Oyun ve oyuncak seçimine dikkat edilmeli!
Oyun ve oyuncak seçiminin önemli olduğunu vurgulayan Prof. Dr. T. Gül Şendil, “Çocuklara, yaşına uygun olmayan, yaratıcılık ve merak duygusunu harekete geçirmeyen oyun ve oyuncakların sunumu ya da onlara yeteri kadar özgürlük tanımayan, oyunlarında onları sürekli şekillendiren, eleştiren yetişkinlerin varlığı, onları günlük yaşamlarından, sorumluluklarından koparacak, dikkatlerini yoğunlaştırmalarını engelleyecek düzeyde bir oyun ortamında olmaları olumsuz bir etkiye de yol açabilir” uyarısında bulundu.

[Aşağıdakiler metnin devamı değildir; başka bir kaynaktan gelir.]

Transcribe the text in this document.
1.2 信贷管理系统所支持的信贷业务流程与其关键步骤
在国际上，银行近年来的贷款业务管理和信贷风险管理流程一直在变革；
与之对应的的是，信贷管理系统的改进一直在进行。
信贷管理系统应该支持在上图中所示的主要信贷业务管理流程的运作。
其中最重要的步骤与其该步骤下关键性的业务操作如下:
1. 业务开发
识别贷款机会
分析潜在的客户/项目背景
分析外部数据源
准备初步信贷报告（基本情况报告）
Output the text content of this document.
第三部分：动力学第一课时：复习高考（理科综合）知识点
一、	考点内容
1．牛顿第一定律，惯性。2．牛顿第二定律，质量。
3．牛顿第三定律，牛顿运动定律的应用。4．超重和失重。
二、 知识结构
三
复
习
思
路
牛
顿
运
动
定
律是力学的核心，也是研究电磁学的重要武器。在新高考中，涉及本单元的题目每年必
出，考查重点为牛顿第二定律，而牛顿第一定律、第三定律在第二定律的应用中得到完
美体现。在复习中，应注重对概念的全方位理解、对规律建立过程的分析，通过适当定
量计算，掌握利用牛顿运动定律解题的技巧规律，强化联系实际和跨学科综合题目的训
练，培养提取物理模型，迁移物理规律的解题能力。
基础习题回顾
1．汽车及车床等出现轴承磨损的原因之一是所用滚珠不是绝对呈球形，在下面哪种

Oyun oynarken çeşitli duygular deneyimleniyor
Oyunun çocuğun duygularını düzenleme becerisi geliştirmesinde de önemli olduğunu belirten Prof. Dr. T. Gül Şendil, şunları söyledi: “Çocuk oyun oynarken girdiği çeşitli roller sırasında ya da karşılaştığı farklı durumlarda bir yandan içinde yaşadığı toplumun değer yargılarını, olumlanan/olumsuzlanan davranışları fark eder bir yandan da diğerlerinin duygu ve düşüncelerini anlar ve aynı zamanda kendisi de çeşitli duyguları deneyimler. Bu duygular mutluluk, sevinç, keyif, gururlanma, kendine güven gibi olumlu olabilir ya da korku, kaygı, öfke, aşağılık duygusu gibi olumsuz duygular da ortaya çıkabilir. Önce duyguları tanıma daha sonra ise rahatsızlık verici duygularla baş etmeyi öğrenme oyun sürecinde olur. Dolayısıyla çocuk bu sayede duygularını düzenleme becerisini geliştirir.”
Güvenli oyun gruplarında yaşıtları ile bir araya geliyorlar
Özellikle şehirde büyüyen çocuklar için güvenli oyun gruplarının çocukların yaşıtları ile bir araya gelmesi açısından imkân sağladığını kaydeden Prof. Dr. T. Gül Şendil, “Oyun için uygun fiziksel ve sosyal ortamlara ihtiyaç duyulurken ne yazık ki giderek bozulan şehir ortamları çocuklar için risk oluşturmaktadır. Buna önlem olarak ortaya çıkan bir yaklaşım, çocukları akranlarıyla bir araya getirmeyi ve onlar için uygun oyun ortamları sağlamayı hedefleyen oyun gruplarıdır. Her yaş grubunda çocuklar için düzenlenen oyun gruplarında, bir yandan çocuklar yaşıtları ile bir araya getirilmekte bir yandan da onlara yaşlarına uygun güvenli ve çeşitli oyun ortamları sunulmaktadır. Her yaştan çocuklar için oyun grupları mevcuttur” şeklinde konuştu.
6-12 aylıktan itibaren oyun gruplarına başlanabilir
Prof. Dr. T. Gül Şendil, sözlerini şöyle tamamladı: “Ev ortamlarında özellikle yaşıtlarıyla karşılaşma şansı olmayan, yalnız büyüyen çocuklar için oyun gruplarına yaklaşık 6-12 aylıktan itibaren başlanabilir. Bu kadar küçük yaşlarda oyun gruplarına katılım doğal olarak ebeveyn desteği ile yürütülür. Oyun gruplarının en önemli işlevi, yeteri kadar oyun, oyun arkadaşı ve oyuncak fırsatı olmayan çocukları bir araya getirerek onların fiziksel, zihinsel, duygusal ve sosyal gelişimlerine katkı sağlamaktır.”